# notifications broken????



## retribution83 (Apr 26, 2011)

whenever I log in it says I have 3 notifications, of which are reputation comments but there about a year old?

thought they would of went away but the havent


----------



## zasker (Jun 21, 2014)

have you viewed them? mine go after i view them.


----------



## Guest (Sep 12, 2014)

retribution83 said:


> whenever I log in it says I have 3 notifications, of which are reputation comments but there about a year old?
> 
> thought they would of went away but the havent[/quote
> 
> ...


----------



## The L Man (Sep 13, 2010)

I've had an "unread visitor message" notification for over a year now lol


----------



## Dazza (Aug 7, 2010)

Usually it's someone who's been banned least ime.


----------



## DappaDonDave (Dec 2, 2013)

Just to be a [email protected], you should have 4 now.


----------



## Skye666 (Apr 13, 2013)

I can only read one notification even if I have 6 coz after I read one the rest just disappear and I can't find them again! Didn't used to do this tho it's only last few months.


----------



## retribution83 (Apr 26, 2011)

Yeah iv read them hundreds of times ha must be broken, bit like me today


----------



## Betts020577 (Jul 13, 2014)

Skye666 said:


> I can only read one notification even if I have 6 coz after I read one the rest just disappear and I can't find them again! Didn't used to do this tho it's only last few months.
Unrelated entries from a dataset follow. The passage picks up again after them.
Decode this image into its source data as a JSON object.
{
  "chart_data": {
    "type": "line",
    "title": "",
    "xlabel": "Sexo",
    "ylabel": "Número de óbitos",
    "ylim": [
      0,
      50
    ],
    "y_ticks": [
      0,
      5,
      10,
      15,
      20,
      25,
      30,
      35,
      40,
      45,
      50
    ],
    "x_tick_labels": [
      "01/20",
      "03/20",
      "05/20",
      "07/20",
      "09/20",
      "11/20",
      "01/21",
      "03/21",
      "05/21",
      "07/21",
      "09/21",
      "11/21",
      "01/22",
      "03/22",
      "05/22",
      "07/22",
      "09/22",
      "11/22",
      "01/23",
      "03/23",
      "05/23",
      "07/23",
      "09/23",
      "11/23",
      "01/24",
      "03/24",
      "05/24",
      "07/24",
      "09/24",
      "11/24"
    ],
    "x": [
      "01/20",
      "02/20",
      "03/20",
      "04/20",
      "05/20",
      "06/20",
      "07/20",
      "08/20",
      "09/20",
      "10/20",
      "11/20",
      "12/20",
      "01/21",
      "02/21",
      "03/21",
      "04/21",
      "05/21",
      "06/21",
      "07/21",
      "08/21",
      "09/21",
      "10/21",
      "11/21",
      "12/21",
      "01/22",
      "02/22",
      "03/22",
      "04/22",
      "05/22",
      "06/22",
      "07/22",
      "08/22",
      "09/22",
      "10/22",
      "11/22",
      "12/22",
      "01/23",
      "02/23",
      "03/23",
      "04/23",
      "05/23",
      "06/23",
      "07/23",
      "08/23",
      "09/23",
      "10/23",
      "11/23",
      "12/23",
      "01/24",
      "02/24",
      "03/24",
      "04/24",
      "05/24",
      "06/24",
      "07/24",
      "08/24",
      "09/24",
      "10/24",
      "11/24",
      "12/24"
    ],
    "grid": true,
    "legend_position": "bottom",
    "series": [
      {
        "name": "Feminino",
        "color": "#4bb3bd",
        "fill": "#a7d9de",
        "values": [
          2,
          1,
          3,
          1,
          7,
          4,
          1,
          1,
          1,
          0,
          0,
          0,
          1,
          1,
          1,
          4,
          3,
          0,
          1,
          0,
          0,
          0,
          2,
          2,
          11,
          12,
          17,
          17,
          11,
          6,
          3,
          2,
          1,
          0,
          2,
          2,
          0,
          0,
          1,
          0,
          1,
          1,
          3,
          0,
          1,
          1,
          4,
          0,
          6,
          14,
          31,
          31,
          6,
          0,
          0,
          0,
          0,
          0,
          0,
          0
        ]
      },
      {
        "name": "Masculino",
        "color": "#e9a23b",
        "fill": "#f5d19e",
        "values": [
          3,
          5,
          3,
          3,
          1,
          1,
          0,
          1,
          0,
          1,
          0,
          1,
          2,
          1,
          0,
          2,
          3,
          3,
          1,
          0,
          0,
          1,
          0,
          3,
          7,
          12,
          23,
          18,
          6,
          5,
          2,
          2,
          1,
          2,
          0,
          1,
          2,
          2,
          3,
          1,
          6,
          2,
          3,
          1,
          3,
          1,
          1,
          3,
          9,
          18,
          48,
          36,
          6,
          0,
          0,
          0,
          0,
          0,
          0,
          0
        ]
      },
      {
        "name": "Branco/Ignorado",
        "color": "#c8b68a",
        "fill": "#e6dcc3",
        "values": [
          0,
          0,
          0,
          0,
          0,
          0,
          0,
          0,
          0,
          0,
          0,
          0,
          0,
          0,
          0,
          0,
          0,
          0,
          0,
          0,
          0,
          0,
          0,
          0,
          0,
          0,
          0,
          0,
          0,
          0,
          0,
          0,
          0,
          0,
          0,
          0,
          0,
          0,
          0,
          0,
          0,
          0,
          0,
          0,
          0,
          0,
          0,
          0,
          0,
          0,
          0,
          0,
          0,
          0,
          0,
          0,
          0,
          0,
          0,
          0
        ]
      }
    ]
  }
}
Just click 'My Profile' at the top right and from there you can see the tabs that have 'Quotes', 'Mentions' etc


----------



## Skye666 (Apr 13, 2013)

Betts020577 said:


> Just click 'My Profile' at the top left and from there you can see the tabs that have 'Quotes', 'Mentions' etc


Thanks :thumbup1:


----------



## retribution83 (Apr 26, 2011)

there fixed woop, big brother musta been wathing


----------